I'm currently evaluating the use of zod in my application and have a small problem when having to parse an object that can contain optional keys. I'm using .passthrough to allow the keys to stay in the object but would like to custom validate the keys or at least make sure that the key names and types are valid. The .catchall only allows to specify a type of all optional keys but I would require to custom validate each optional key.
import {z} from 'zod';
// mandatory user information
const user = z.object({
id: z.number(),
name: z.string(),
});
// additional keys like:
// string: key in the format /^add_\d{3}_s$/
// number: key in the format /^add_\d{3}_n$/
add_001_s: z.string()
add_002_s: z.string()
add_003_n: z.number()
add_004_n: z.number()
CodePudding user response:
The way I would go about this is with a combination of three schemas as follows:
import { z } from "zod";
const mandatoryFields = z.object({
id: z.number(),
name: z.string()
});
const stringRegex = /^add_\d{3}_s$/;
const optionalStringFields = z.record(
z.string().regex(stringRegex),
z.string()
);
const numberRegex = /^add_\d{3}_n$/;
const optionalNumberFields = z.record(
z.string().regex(numberRegex),
z.number()
);
These three schemas make up the core of the type you want to parse out, but there isn't a great way to combine them using and
because the record types will conflict and the mandatory fields also aren't parsable as part of either record. I think it would be difficult to define a type in vanilla TypeScript for data you're receiving without a massive enumerated type.
My solution to this these three base schemas to preprocess
the input into a new object that breaks out each of the three pieces of the schema. It doesn't do any validations on what's there it just pulls those fields out to pass them into the final schema that will do the more specific validations:
const schema = z.preprocess(
(args) => {
const unknownRecord = z.record(z.string(), z.unknown()).safeParse(args);
if (!unknownRecord.success) {
// In the event that what was passed in wasn't an unknown record
// this skips the rest of the preprocessing and lets the schema
// fail with a better error message.
return args;
}
const entries = Object.entries(unknownRecord.data);
// Pulls out just stuff that looks like optional number fields
const numbers = Object.fromEntries(
entries.filter(
([k, v]): [string, unknown] | null => k.match(numberRegex) && [k, v]
)
);
// pulls out just stuff that looks like optional string fields
const strings = Object.fromEntries(
entries.filter(
([k, v]): [string, unknown] | null => k.match(stringRegex) && [k, v]
)
);
// The types here are all unknowns but now the pieces of the data
// have been grouped in a way that those three core schemas can parse them
return {
mandatory: args,
numbers,
strings
};
},
z.object({
mandatory: mandatoryFields,
numbers: optionalNumberFields,
strings: optionalStringFields
})
);
So now, if you pass in something like:
const test = schema.parse({
id: 11,
name: "steve",
add_101_s: "cat",
add_123_n: 43,
dont_care: "something"
});
console.log(test);
/* Logs:
mandatory: Object
id: 11
name: "steve"
numbers: Object
add_123_n: 43
strings: Object
add_101_s: "cat"
*/
You get individual sections back for each of the pieces.

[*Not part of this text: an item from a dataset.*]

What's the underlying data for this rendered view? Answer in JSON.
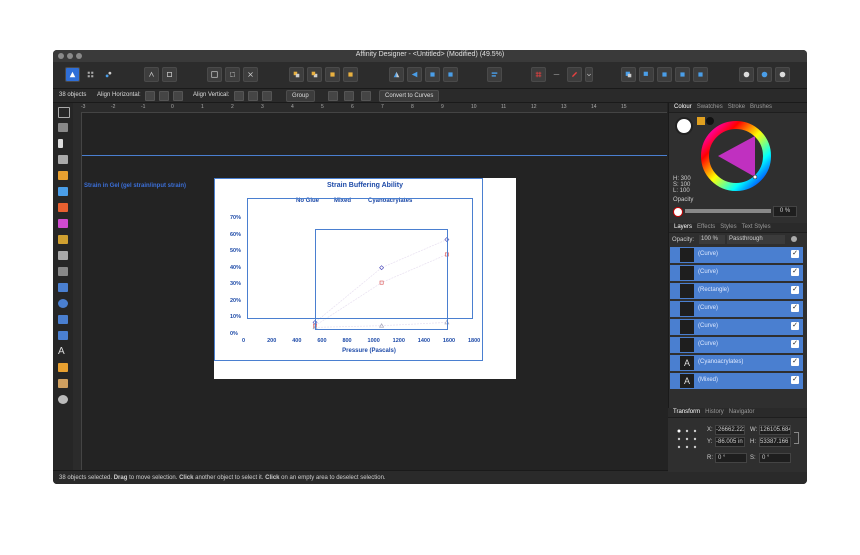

This also doesn't pass through unnecessary fields like dont_care
which is a bit of a benefit over using passthrough
to attempt to accomplish this.
I think this is probably the best option unless you want to try and come up with a massive optional mapped type for both of the things I'm currently calling records. That would potentially have better types but you'll end up with a massive file to fully enumerate the fields.